2
votes

I'm using crossfilter and dc to render charts of subject-related observations.

Each observation gets treated as a dimension. However, not all rows will have values for all dimensions as some dimensions have data that is repeated over time. For example, Column A has four values over four rows, but Column B has only one value so the other three rows it will be 0 / "" / blank.

Now if I filter on Column B for rows with a certain range / value, then automatically I lose all other rows for Column A and if I wanted to filter on Column A AFTER filter on Column B then I'm only filtering out of the one common row that has values for both.

This may sound as a logical behaviour, but it's not true to the data, because if I wanted to filter subjects (i.e.) rows that have a certain range for Column A AND a certain range for Column B that results in a wrong result, because of the blank values which are not missing they are just there because it's a table and all columns are expected to have values for all rows.

Is there a way to be able to filter on Column B without that excluding values from Column B only because they're blank?
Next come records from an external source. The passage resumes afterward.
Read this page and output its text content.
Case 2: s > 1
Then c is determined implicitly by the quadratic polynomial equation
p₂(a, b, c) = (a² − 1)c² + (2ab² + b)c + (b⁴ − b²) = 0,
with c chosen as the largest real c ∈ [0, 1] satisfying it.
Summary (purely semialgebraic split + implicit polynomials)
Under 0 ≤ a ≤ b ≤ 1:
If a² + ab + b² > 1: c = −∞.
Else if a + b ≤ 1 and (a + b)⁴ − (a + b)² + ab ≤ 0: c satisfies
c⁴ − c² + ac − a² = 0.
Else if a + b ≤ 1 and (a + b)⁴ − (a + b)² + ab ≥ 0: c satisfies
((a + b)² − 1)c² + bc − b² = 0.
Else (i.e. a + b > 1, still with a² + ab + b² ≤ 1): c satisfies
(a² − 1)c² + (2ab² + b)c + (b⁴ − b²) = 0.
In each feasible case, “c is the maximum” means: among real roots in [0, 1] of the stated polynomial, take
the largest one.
I'm sorry that took that much text to explain!

UPDATE

An example: observation data is collected for patients, let's say 'weight' and 'blood pressure'. For one subject there might be two weight readings, but four blood pressure readings. When I try to create the data structure for crossfilter, I create two columns one for weight and another for blood pressure. I want to display to the user two bar charts showing the distrubtion of values in each pbservation across all subjects. The user should be able to filter subjects with a weight range AND a blood pressure range. Because two of the rows for a subject will not have values for blood pressure, filtering on weight will filter out subjects(i.e. rows) that might be in the range for the blood pressure filter, but did not have a value for weight so they were wrongly excluded

2

2 Answers

1
votes

I managed to do it with arrays so now instead of my data structured in a flat table-like structure:

{subjectId: "subject-101", study: "CRC305A", A: "24", B: "79"}
{subjectId: "subject-101", study: "CRC305A", A: "", B: "74"}
{subjectId: "subject-101", study: "CRC305A", A: "", B: "83"}
{subjectId: "subject-101", study: "CRC305A", A: "", B: "74"}
{subjectId: "subject-101", study: "CRC305A", A: "", B: "72"}
{subjectId: "subject-101", study: "CRC305A", A: "", B: "82"}
{subjectId: "subject-101", study: "CRC305A", A: "", B: "74"}
{subjectId: "subject-101", study: "CRC305A", A: "", B: "79"}
{subjectId: "subject-101", study: "CRC305A", A: "", B: "76"}
{subjectId: "subject-101", study: "CRC305A", A: "", B: "72"}

it's structured as below to allow variability in values from one column to another

{subjectId: “subject-101", 
 A:[“24”],
 B:[“79", "74", "83", "74", "72", "82", "74", "79", "76", "72", "79", "76", "77", "72", "83", "69", "72”]
}

And the filtering magically works!

Have one problem still related to the behaviour of dimension.top and dimension.bottom with respect to arrays. I'll post that in another question

0
votes

If the values are logically there, you should probably propagate them to the next rows before sticking them in crossfilter. Crossfilter doesn't have any concept of row order or defaulted values.

If I understand your question correctly, I'd do something like

var lastA, lastB, lastC;
data.forEach(function(d) {
  if(d.A)
    lastA = d.A:
  else
    d.A = lastA;
  if(d.B)
    lastB = d.B;
  else
    d.B = lastB
  // ...
});
var cf = crossfilter(data);

Trying to create sort of "wildcard values" like you suggest in your question, might be possible but you'd definitely have to change at least the filter handler for every chart, because they expect to be dealing with discrete values.